The thickness of the pry arms 14 and 16 increases from thin insertion arm tips 26 and 28 to the maximum thickness of the handle 12. The upper surface of arm 16 includes a lead-in ramp 30 adjacent end 28, a flat surface 32 extending from the lead-in ramp toward handle 12, and a steep ramp surface 34 extending from the end of the flat surface to a raised flat surface 36 which is an extension of the upper surface of handle 12.

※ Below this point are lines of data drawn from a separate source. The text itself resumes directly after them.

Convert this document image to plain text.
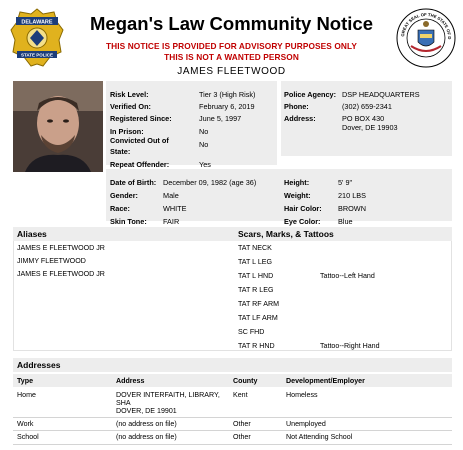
DELAWARE
STATE POLICE
GREAT SEAL OF THE STATE OF D
Megan's Law Community Notice
THIS NOTICE IS PROVIDED FOR ADVISORY PURPOSES ONLY
THIS IS NOT A WANTED PERSON
JAMES FLEETWOOD
Risk Level:	Tier 3 (High Risk)
Verified On:	February 6, 2019
Registered Since:	June 5, 1997
In Prison:	No
Convicted Out of State:
No
Repeat Offender:	Yes
Police Agency: DSP HEADQUARTERS
Phone:	(302) 659-2341
Address:	PO BOX 430
Dover, DE 19903
Date of Birth: December 09, 1982 (age 36)
Gender:	Male
Race:	WHITE
Skin Tone: FAIR
Height:	5' 9"
Weight:	210 LBS
Hair Color: BROWN
Eye Color: Blue
Aliases	Scars, Marks, & Tattoos
JAMES E FLEETWOOD JR
JIMMY FLEETWOOD
JAMES E FLEETWOOD JR
TAT NECK
TAT L LEG
TAT L HND	Tattoo--Left Hand
TAT R LEG
TAT RF ARM
TAT LF ARM
SC FHD
TAT R HND	Tattoo--Right Hand
Addresses
Type	Address	County	Development/Employer
Home	DOVER INTERFAITH, LIBRARY,
SHA
DOVER, DE 19901
Kent	Homeless
Work	(no address on file)	Other	Unemployed
School	(no address on file)	Other	Not Attending School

The upper ramp surface 38 of arm 14 slopes upwardly from narrow insertion tip 26 to a raised flat surface 40 which is an extension of the top surface of handle 12. Surface 38 includes a plurality of transverse step teeth 42 each defined by the intersection of a short rise surface 44 and a horizontal step surface 46. As shown in FIG. 3, the top tooth 42 of arm 14 is located opposite the top of the steep ramp 34 of arm 16 and surfaces 36 and 40 extend outwardly an appreciable distance beyond the bottom of slot 18. As shown in FIG. 2, the flat bottom surface 48 of puller 12 extends from the handle and along the bottoms of the arms 14 and 16.
Cork puller 10 is used to remove or pull champagne-like corks from bottles. FIG. 2 illustrates such a cork 50 fitted within the top of bottle 52. The cork includes an expanded head 54 which extends over the bottle lip 56 and a stem or plug 58 which is tightly fitted within the mouth 60 of the bottle. When the cork is fully seated the head rests flush on the lip.

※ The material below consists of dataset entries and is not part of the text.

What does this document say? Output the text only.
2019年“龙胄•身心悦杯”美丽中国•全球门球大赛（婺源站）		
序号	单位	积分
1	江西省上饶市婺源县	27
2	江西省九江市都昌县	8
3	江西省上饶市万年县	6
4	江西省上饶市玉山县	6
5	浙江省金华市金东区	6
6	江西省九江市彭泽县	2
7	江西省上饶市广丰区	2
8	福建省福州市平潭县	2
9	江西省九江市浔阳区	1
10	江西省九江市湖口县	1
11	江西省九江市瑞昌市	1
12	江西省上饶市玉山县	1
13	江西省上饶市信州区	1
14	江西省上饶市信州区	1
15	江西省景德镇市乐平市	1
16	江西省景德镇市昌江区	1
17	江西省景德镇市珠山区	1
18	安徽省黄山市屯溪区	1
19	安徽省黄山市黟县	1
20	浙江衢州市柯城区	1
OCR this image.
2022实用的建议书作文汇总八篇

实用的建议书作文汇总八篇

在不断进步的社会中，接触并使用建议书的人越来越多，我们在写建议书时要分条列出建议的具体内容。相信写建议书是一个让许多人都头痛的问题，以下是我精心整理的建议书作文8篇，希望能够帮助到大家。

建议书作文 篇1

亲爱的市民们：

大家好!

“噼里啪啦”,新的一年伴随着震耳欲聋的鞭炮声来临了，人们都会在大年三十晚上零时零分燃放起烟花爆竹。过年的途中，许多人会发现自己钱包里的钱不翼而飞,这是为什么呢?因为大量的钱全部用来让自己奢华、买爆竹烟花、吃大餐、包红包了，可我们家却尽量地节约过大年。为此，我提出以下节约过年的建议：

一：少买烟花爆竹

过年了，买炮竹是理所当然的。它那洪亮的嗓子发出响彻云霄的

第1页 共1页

Drawing of the cork is achieved by first piloting the arm tips 26 and 28 between the bottle lip and the head of the cork and then pushing the puller 10 further toward the bottle as indicated by arrow 62 in FIG. 3. As the puller is forced toward the bottle, the arms bottom on the bottle lip 56 and teeth 42 on arm 14 engage the head of the cork and draw the cork directly outwardly of the bottle as indicated by arrow 64. At the same time, the teeth 42 bite into the bottom of one side of the cork head thereby exerting a torque on the cork so that the cork is rotated in the direction of arrow 66 shown in FIGS. 2 and 3.
The cork is lifted and rotated simultaneously in the direction of arrows 64 and 66 as the puller is inserted. In this way the cork is effectively started and partially withdrawn from its initial seated position. Manipulation of the puller gradually withdraws cork 50 outwardly of the bottle 52 thereby increasing spacing between the cork head 54 and lip 56. During initial pulling the head is moved free of surface 32, thereby avoiding frictional contact engagement with surface 32 of puller arm 16 which would tend to counteract the torque exerted on the cork by teeth 42.

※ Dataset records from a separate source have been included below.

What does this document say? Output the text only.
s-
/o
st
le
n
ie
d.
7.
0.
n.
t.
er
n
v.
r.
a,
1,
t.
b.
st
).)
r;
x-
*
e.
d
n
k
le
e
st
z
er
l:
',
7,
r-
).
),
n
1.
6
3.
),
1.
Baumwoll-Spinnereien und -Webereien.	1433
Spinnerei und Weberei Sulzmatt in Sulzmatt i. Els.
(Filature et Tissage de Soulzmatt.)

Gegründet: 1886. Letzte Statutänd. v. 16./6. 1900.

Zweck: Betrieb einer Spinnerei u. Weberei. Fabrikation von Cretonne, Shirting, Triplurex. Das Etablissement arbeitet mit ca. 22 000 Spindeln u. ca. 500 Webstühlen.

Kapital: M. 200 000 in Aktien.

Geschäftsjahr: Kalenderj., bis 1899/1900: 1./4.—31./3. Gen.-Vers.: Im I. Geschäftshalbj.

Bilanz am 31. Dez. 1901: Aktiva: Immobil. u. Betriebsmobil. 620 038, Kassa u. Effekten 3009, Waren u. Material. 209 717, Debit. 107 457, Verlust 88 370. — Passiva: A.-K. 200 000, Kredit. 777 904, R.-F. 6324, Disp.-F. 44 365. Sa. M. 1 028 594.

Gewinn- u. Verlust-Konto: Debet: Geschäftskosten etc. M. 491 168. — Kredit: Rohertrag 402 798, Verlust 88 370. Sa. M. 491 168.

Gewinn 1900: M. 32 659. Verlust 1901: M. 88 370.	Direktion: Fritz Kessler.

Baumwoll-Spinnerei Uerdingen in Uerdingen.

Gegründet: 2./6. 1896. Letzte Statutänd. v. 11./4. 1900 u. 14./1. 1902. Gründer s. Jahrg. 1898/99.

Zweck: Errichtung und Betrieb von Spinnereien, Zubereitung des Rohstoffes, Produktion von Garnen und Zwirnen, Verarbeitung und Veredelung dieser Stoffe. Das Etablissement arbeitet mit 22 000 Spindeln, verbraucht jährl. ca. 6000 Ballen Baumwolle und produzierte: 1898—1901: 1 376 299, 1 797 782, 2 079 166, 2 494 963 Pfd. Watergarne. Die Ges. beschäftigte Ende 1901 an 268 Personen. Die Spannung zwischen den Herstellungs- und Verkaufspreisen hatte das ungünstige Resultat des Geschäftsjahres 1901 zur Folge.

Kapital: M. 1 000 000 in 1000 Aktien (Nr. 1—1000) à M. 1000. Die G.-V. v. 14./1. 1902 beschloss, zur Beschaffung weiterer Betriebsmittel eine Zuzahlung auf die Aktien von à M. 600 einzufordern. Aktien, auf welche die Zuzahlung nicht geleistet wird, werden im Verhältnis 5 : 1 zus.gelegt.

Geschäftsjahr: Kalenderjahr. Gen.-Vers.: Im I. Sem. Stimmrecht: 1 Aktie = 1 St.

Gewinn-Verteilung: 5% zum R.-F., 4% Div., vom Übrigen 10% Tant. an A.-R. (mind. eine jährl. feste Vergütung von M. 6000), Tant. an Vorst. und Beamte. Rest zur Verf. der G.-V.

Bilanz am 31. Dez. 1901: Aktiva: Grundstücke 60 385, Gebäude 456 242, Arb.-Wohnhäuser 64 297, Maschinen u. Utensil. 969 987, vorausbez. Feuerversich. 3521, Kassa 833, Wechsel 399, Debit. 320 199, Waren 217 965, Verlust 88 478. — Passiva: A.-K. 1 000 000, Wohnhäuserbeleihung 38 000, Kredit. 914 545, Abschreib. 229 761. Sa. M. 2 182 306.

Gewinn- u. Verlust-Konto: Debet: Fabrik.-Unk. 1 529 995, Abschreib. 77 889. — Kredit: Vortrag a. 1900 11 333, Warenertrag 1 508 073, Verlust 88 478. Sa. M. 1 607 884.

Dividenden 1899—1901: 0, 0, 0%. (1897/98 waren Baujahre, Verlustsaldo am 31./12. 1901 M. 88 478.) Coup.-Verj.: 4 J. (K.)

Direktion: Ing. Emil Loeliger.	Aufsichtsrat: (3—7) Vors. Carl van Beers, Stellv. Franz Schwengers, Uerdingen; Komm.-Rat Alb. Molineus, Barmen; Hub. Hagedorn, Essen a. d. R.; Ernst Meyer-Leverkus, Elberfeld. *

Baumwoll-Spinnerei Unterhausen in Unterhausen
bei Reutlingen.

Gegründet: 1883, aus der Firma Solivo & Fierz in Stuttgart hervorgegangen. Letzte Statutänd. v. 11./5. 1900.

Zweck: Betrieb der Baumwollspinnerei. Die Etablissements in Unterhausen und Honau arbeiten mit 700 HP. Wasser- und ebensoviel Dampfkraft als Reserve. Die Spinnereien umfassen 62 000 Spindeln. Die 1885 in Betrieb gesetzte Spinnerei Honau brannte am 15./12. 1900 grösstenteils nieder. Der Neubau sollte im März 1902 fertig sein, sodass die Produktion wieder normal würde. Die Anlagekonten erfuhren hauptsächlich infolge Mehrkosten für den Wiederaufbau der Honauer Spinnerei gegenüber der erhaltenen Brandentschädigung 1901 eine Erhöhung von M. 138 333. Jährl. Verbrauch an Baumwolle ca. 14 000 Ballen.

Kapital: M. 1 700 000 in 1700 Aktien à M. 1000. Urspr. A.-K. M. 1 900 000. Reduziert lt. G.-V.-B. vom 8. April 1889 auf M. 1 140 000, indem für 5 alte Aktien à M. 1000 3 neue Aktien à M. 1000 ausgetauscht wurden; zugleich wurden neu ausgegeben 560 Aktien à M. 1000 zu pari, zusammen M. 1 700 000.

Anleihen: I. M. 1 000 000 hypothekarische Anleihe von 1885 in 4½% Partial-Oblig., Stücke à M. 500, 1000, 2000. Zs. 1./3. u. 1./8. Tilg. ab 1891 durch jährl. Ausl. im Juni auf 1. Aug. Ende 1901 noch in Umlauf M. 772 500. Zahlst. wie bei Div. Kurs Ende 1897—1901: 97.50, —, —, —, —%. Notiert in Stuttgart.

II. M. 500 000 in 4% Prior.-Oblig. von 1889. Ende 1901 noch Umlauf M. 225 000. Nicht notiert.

Further drawing of the cork may be achieved by reinserting, prying and rotating the puller so that the cork is fully drawn or drawn sufficiently to enable the pulling to be completed manually. During final pulling head of the cork is withdrawn sufficiently to permit bottoming of the stem in the slot 18 so that the cork head engages surfaces 36 and 40 and the full thickness of the puller may be used to pry the remainder of the cork from the bottle.
While I have illustrated and described a preferred embodiment of my invention, it is understood that this is capable of modification, and I therefore do not wish to be limited to the precise details set forth, but desire to avail myself to such changes and alterations as fall within the purview of the following claims.